Progressive Vote Remains in Flux in Speaker’s Race

While Councilwoman Melissa Mark-Viverito enjoys what some members see as the tacit support of the mayor-elect and the unabashed backing

Councilwoman Melissa Mark-Viverito. (Photo: Getty)
Melissa Mark-Viverito. (Photo: Getty)

While Councilwoman Melissa Mark-Viverito enjoys what some members see as the tacit support of the mayor-elect and the unabashed backing of influential labor groups, her own left-leaning ranks have not yet completely coalesced around her speaker candidacy.

Sources within and close to the Progressive Caucus, a coalition of left-leaning council members trying to steer the race for the city’s second most powerful post, say the group is confident they can remain united but have not committed to backing Ms. Mark-Viverito, a liberal firebrand from East Harlem. Although a majority of caucus members appear to favor Ms. Mark-Viverito, Dan Garodnick and–to a lesser extent–Mark Weprin enjoy support among some caucus members, sources said.

Council members inside and outside the caucus caution that the inside-baseball contest, to be determined by the 51 members of the council come January, is very much in flux, with unanswered questions about the role the mayor-elect and five Democratic county chairs will play.

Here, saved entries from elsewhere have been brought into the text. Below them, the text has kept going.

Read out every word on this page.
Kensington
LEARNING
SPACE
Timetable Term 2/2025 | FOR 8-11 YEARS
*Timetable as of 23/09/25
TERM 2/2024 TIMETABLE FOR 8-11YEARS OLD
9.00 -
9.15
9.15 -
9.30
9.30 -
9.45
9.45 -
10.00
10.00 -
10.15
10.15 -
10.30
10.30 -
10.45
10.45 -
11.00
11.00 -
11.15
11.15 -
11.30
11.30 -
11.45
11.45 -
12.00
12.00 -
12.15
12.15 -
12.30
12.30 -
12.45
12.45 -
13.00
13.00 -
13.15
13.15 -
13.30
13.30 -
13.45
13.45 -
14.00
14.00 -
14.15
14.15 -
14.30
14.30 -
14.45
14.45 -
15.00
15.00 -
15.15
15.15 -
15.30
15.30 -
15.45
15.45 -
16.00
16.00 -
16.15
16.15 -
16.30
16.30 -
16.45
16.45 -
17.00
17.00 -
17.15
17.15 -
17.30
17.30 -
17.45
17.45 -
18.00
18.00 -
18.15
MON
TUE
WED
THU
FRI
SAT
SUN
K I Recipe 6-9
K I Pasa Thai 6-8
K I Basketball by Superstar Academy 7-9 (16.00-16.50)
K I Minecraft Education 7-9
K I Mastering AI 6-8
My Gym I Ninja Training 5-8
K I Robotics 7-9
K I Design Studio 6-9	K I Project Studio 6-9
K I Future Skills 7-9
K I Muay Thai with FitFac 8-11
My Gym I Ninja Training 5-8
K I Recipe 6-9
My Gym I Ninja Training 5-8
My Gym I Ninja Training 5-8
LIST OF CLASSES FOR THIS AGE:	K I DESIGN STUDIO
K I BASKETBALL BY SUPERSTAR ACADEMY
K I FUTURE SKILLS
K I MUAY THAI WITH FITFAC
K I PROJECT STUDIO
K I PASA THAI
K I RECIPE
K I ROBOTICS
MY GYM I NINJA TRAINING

“The caucus hasn’t decided on a candidate,” a highly knowledgeable source told Politicker yesterday. “The biggest variable, the big kahuna variable, is de Blasio and his people–they have signaled, winked and made their preference clear with Melissa Mark-Viverito. But there’s a big difference between signaling, winking and breaking arms and pushing people a certain way.”

“The county leaders don’t want Melissa,” the source added. “The question is, does de Blasio want to start off his administration potentially having blood on floor, having to force his hand upon the county leaders? There will be resentment in the council if members feel like a decision is made for them.”

Members of the caucus boast of their unity and willingness to flaunt Democratic county leaders in Brooklyn, Queens and the Bronx, but few were willing to admit on or off the record that they were behind a single candidate. The real groundswell of support propelling Ms. Mark-Viverito candidacy at this point, insiders say, is organized labor: SEIU 1199, as well as the Working Families Party and New York Communities for Change, have been lobbying aggressively for Ms. Mark-Viverito, allowing her to wield far more surrogates than her rivals. (After publication, the WFP reached out to Politicker in order to insist they’ve been neutral in the process. “We’re supporting the progressive bloc, and will wait to see who they choose,” Bill Lipton, the party’s deputy director, said in a statement.)

“1199 is giving Melissa momentum and the appearance of Bill de Blasio’s support which is also giving Melissa momentum,” explained one caucus member. “No one is united around one candidate. Each member … has his or her own set of relationships, loyalties–it’s hard right now to pressure members. No one wants to be on the losing end and a lot are taking a wait and see approach.”

“This has really been a union-driven campaign. Major unions prefer to have Melissa as speaker,” echoed another council member unaffiliated with the Progressive Caucus, who argued that Mr. de Blasio could crown Ms. Mark-Viverito if he simply spent one hour on the phone demanding members vote for her.

The caucus has met often over the past few weeks, but their discussions have been centered around “processed-based” reforms to the council itself rather than who to support for speaker, according to sources privy to the meetings.

Even some boisterous backers of Ms. Mark-Viverito in the Progressive Caucus have not rejected outright the candidacy of Mr. Garodnick. Manhattan members in particular are still drawn to the East Side lawmaker, who is known as a competent and fair negotiator. The council’s large Black, Latino and Asian Caucus, once co-vice-chaired by Ms. Mark-Viverito, is also not united around her candidacy, according to sources close to the caucus.

Asked whether the hype for Ms. Mark-Viverito was over-stated, Mr. Garodnick told Politicker the race was still far from decided. “I think that at the end of the day, there are 51 member who are gonna be casting votes here and it is far too early for us to even predict how this thing turns out,” he said, speaking after a candidate forum yesterday.

At the same forum, Ms. Mark-Viverito said the caucus, bolstered by 18 to 20 incoming members, had a clear “interest in who the next leader of the city council’s gonna be,” but hedged when asked whether the group could present a unified front. “That’s what the work that lies ahead. There will be, I think, a unified number of votes. How many, at the end of the day, may not be clear. But there is definitely a very strong, coordinated effort to meet, to advocate, to look at the issues, to look at the process, create a process.”

She also welcomed the union backing but stressed that her focus was on communication directly with fellow members.

“Look, I am focused on having communication with my members and speaking to them and presenting what my vision of the City Council is and asking for their support. There are people from all sectors that are interested in weighing in on this issue,” she said.

Mr. Weprin also argued his rival didn’t have a lock on all the caucus’s votes.

“I don’t think there’s any doubt Melissa’s the front-runner right now,” he said. “It’s a long race, though.”